Die zweite Lektion: In 49 Tagen kann man nicht die ganze USA sehen, zumindest - wenn man wie ich - als Backpacker mit öffentlichen Verkehrsmitteln - reist. Vielleicht hätte ich mein Augenmerk eher auf den Westen legen und meine Zeit mehr in Nationalparks verbringen sollen. Aber nach der Reise ist man natürlich schlauer.

Während meiner Reise nutzte ich - wie auf der gesamten Weltpfade-Tour - nur öffentliche Verkehrsmittel oder die Autos von anderen Backpackern. Dies erschwerte meine Reise durch das Land des Automobils erheblich. Viele interessante Orte sind einfach mit dem Bus oder dem Zug nicht oder nur sehr umständlich zu bereisen. Da das Tourenangebot im April eher dürftig war, musste ich mehrere interessante Flecken Amerikas auslassen. Gerne hätte ich mir das Death Valley angeschaut oder eine Wanderung durch den Redwood Forest-Nationalpark unternommen, was nicht möglich war. Vielleicht fällt daher mein Fazit über die USA als Reiseland nicht so gut aus wie über Patagonien, was landschaftlich - wenn überhaupt nur mit Neuseeland - zu topen ist.

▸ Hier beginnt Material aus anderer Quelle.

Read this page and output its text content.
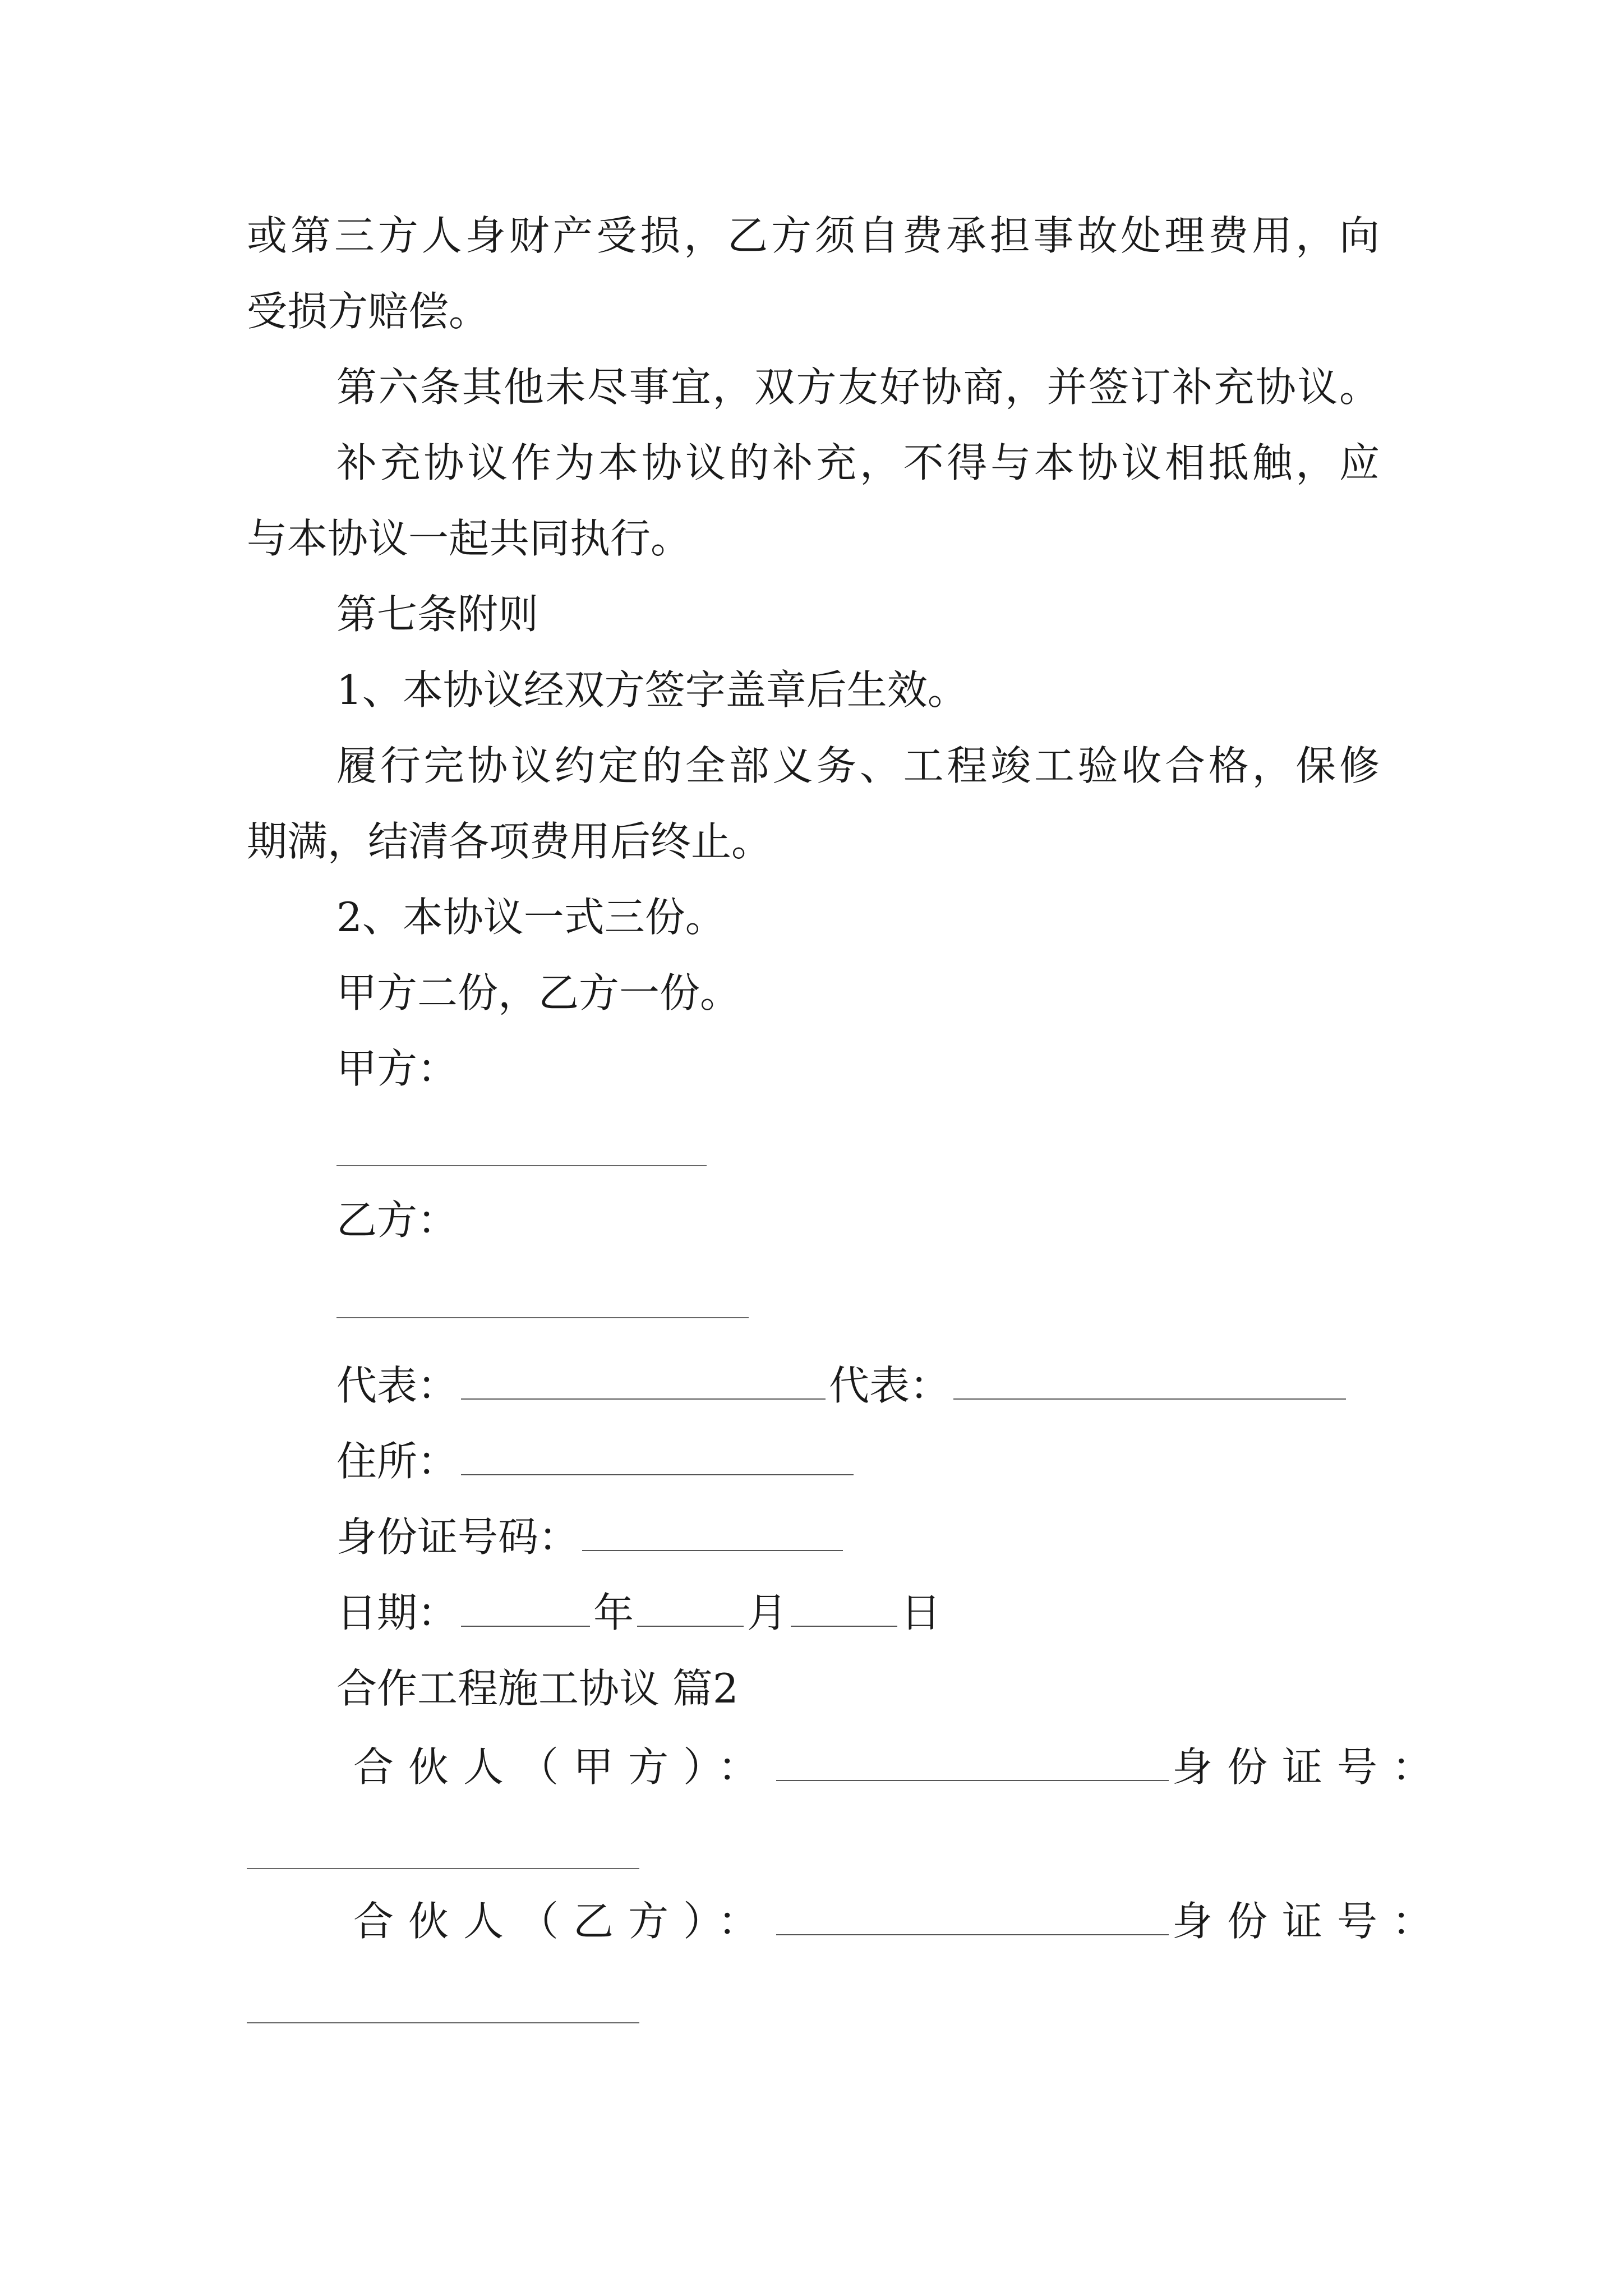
或第三方人身财产受损，乙方须自费承担事故处理费用，向
受损方赔偿。
第六条其他未尽事宜，双方友好协商，并签订补充协议。
补充协议作为本协议的补充，不得与本协议相抵触，应
与本协议一起共同执行。
第七条附则
1、本协议经双方签字盖章后生效。
履行完协议约定的全部义务、工程竣工验收合格，保修
期满，结清各项费用后终止。
2、本协议一式三份。
甲方二份，乙方一份。
甲方：
乙方：
代表：	代表：
住所：
身份证号码：
日期：	年	月	日
合作工程施工协议 篇2
合伙人（甲方）：	身份证号：
合伙人（乙方）：	身份证号：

Für ein Autoland ungewöhnlich verhalten sich die Fahrer der Blechkisten gegenüber ihren eigentlich unterlegenen Fußgängern. Bedenkenlos kann ich in der USA über den Zebrastreifen gehen - Der amerikanische Autofahrer hält an. Manches hätte ich mir so in Südamerika nicht getraut...

Schlimm finde ich für ein so großes Industrieland wie die USA die große Lücke zwischen Arm und Reich, Ich habe wirklich noch nie so viele Obdachlose gesehen wie in San Francisco. Das gesundheitliche System, scheint auch nicht das beste zu sein, wenn man sieht mit welchen altertümlichen Gehhilfen viele Menschen durch die Straßen der Grossstädte eilen. Und wenn ich ehrlich bin: Ich habe noch nie so viele Gehhilfen gesehen. Die starke Lücke zwischen Arm und Reich gerade im Gesundheitssystem bestätigen auch meine Gespräche mit Locals, die durchweg alle freundlich waren.

Wunderschön empfand ich die Nationalparks im Südwesten der Vereinigten Staaten - Einfach toll, dass ich die Chance hatte dies zu sehen.